2009 – David St. John
David St. John is the author of nine collections of poetry, most recently The Face: A Novella in Verse, as well as a volume of essays, interviews and reviews entitled Where the Angels Come Toward Us. He has been honored, over the course of his career, with many of the most significant prizes for poets, including fellowships from the National Endowment for the Arts and the John Simon Guggenheim Memorial Foundation, both the Rome Fellowship and an Award in Literature from the American Academy and Institute of Arts and Letters, the O. B. Hardison Prize (a career award for teaching and poetic achievement) from The Folger Shakespeare Library, and a grant from the Ingram Merrill Foundation. He currently teaches at the University of Southern California in Los Angeles, where he served as Director of The Ph. D. Program in Literature and Creative Writing.
2008 – Dorothy Barresi
Dorothy Barresi is the author of three books of poetry, All of the Above (Beacon Press,1991), winner of the Barnard College New Women Poets Prize, The Post-Rapture Diner (Univ. of Pittsburgh Press,1996), winner of an American Book Award, and most recently, Rouge Pulp (Univ. of Pittsburgh Press, 2002).
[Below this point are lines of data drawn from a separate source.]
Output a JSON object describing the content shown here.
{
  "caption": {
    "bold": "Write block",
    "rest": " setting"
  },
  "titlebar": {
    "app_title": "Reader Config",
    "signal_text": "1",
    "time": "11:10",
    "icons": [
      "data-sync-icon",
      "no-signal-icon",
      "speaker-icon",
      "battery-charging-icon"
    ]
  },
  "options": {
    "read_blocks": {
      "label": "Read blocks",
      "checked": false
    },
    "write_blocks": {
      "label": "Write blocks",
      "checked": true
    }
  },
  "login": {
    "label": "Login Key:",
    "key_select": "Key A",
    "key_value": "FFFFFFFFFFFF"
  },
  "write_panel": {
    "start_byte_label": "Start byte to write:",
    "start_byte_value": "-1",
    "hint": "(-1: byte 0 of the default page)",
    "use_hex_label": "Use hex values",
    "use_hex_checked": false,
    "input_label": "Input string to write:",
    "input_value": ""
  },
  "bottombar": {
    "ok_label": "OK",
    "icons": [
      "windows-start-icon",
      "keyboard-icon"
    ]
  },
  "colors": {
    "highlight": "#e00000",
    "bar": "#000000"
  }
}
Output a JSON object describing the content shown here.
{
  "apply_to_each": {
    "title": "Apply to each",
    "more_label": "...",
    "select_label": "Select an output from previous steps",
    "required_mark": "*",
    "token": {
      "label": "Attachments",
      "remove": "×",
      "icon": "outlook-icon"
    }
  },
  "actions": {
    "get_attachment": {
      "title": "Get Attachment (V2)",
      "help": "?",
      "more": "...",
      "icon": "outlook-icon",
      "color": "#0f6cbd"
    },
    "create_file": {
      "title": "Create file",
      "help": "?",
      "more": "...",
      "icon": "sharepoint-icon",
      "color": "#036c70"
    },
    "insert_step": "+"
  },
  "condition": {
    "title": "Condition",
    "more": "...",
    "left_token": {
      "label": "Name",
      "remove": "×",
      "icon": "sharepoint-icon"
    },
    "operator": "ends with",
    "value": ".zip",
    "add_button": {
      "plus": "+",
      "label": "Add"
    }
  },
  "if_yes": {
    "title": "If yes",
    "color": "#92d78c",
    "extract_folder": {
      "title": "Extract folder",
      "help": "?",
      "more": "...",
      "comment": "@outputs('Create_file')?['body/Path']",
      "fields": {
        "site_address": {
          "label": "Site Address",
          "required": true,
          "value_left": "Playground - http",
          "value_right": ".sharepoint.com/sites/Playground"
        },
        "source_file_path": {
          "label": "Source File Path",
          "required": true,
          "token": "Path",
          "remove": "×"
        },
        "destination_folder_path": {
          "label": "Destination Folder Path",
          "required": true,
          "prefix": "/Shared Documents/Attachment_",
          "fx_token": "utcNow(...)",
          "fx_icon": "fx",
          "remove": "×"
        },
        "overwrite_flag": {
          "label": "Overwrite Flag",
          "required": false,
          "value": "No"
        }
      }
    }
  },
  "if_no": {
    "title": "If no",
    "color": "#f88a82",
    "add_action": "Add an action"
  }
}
She is Professor of English and Creative Writing at California State University, Northridge.
2007 – Tony Hoagland
Tony Hoagland is the author of three volumes of poetry: Sweet Ruin, winner of the Brittingham Prize in Poetry, Donkey Gospel, winner of the James Laughlin Award of The Academy of American Poets, and What Narcissism Means to Me, as well as a collection of essay’s about poetry, Real Sofistakashun all by Graywolf Press. He is the winner of the 2005 O.B. Hardison Jr. Prize, and also received the 2005 Mark Twain Award, given by the Poetry Foundation in recognition of a poet’s contribution to humor in American poetry. He teaches in the graduate writing program of the University of Houston and in the Warren Wilson MFA program.
2006 – Dorianne Laux
Dorianne Laux is author of Awake, What We Carry, and Smoke (BOA Editions) and Facts About the Moon (W.W. Norton, 2005) as well as The Poet’s Companion: A Guide to the Pleasures of Writing Poetry (W.W. Norton, 1997). Winner of a 2001 Guggenheim Fellowship and a two-time recipient of a National Endowment for the Arts Fellowship in poetry, an Editor’s Choice III award, a Pushcart Prize, she was also a finalist for the National Book Critics Circle Award, and the 2006 Lenore Marshall Poetry Prize for the best book of poetry published in the United States the previous year. Her book Facts About the Moon won her the honor of the 2007 Oregon Book Award. Laux has been a fellow at BreadLoaf and contributing editor of Poetry Flash.
2005 – Virgil Suarez
Suarez is the author or co-author of over fifteen books of poetry and prose. His work has appeared in The Kenyon Review, The Southern Review, The New England Review, Poetry London, Poetry Wales, Poetry New Zealand, Imago (Australia), The Toronto Review (Canada), The Barcelona Review (Spain), Ploughshares, and many others nationally and internationally. He is professor of Creative Writing at Florida State University.